Backup on object stores

Preview release v0.7.1

EDB Postgres Distributed for Kubernetes supports online/hot backup of PGD clusters through physical backup and WAL archiving on an object store. This means that the database is always up (no downtime required) and that point-in-time recovery (PITR) is available.

Common object stores

Multiple object stores are supported, such as AWS S3, Microsoft Azure Blob Storage, Google Cloud Storage, MinIO Gateway, or any S3-compatible provider. Given that EDB Postgres Distributed for Kubernetes configures the connection with object stores by relying on EDB Postgres for Kubernetes, see the EDB Postgres for Kubernetes cloud provider support documentation for more information.

Important

The EDB Postgres for Kubernetes documentation's Cloud Provider configuration section is available at spec.backup.barmanObjectStore. In EDB Postgres Distributed for Kubernetes examples, the object store section is at a different path: spec.backup.configuration.barmanObjectStore.

WAL archive

WAL archiving is the process that sends WAL files to the object storage, and it's essential to execute online/hot backups or PITR. In EDB Postgres Distributed for Kubernetes, each PGD node is set up to archive WAL files in the object store independently.

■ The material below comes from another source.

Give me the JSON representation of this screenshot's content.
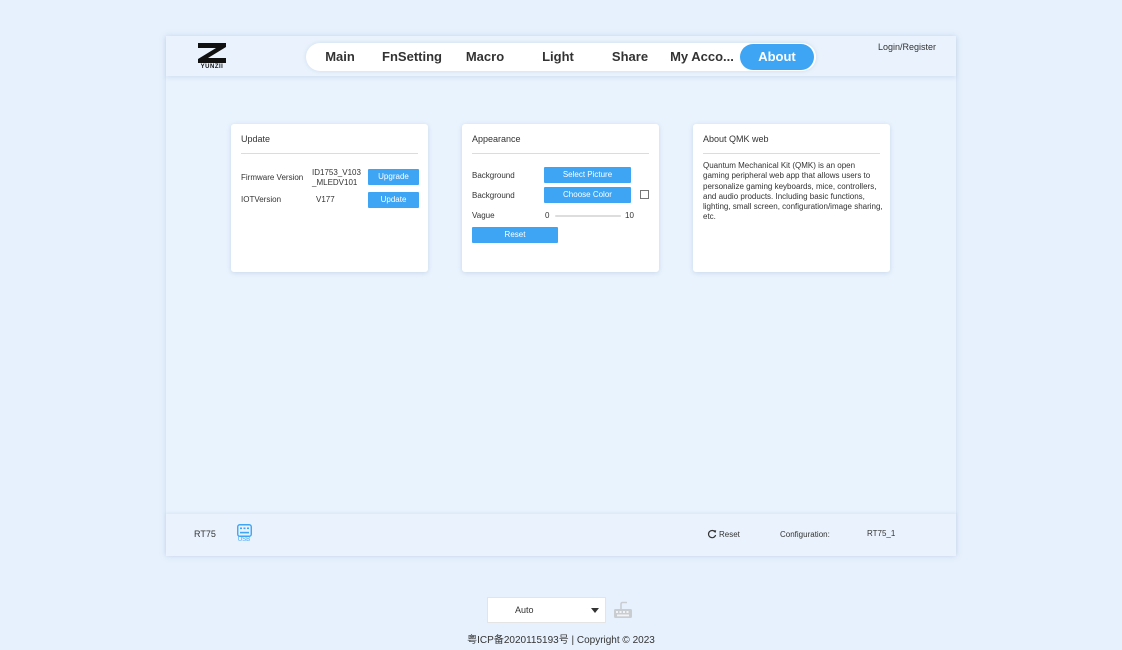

The WAL archive is defined in the PGD group spec.backup.configuration.barmanObjectStore stanza and is enabled as soon as a destination path and cloud credentials are set. You can choose to compress WAL files before uploading them and also or alternatively encrypt them. In adddition, you can enable parallel WAL archiving.

apiVersion: pgd.k8s.enterprisedb.io/v1beta1
kind: PGDGroup
[...]
spec:
  backup:
    configuration:
      barmanObjectStore:
        [...]
        wal:
          compression: gzip
          encryption: AES256
          maxParallel: 8

For more information, see the EDB Postgres for Kubernetes WAL archiving documentation.

Scheduled backups

Scheduled backups are the recommended way to configure your backup strategy in EDB Postgres Distributed for Kubernetes. When the PGD group spec.backup.configuration.barmanObjectStore stanza is configured, the operator selects one of the PGD data nodes as the elected backup node for which it creates a Scheduled Backup resource.

The .spec.backup.cron.schedule field allows you to define a cron schedule specification, expressed in the Go cron package format.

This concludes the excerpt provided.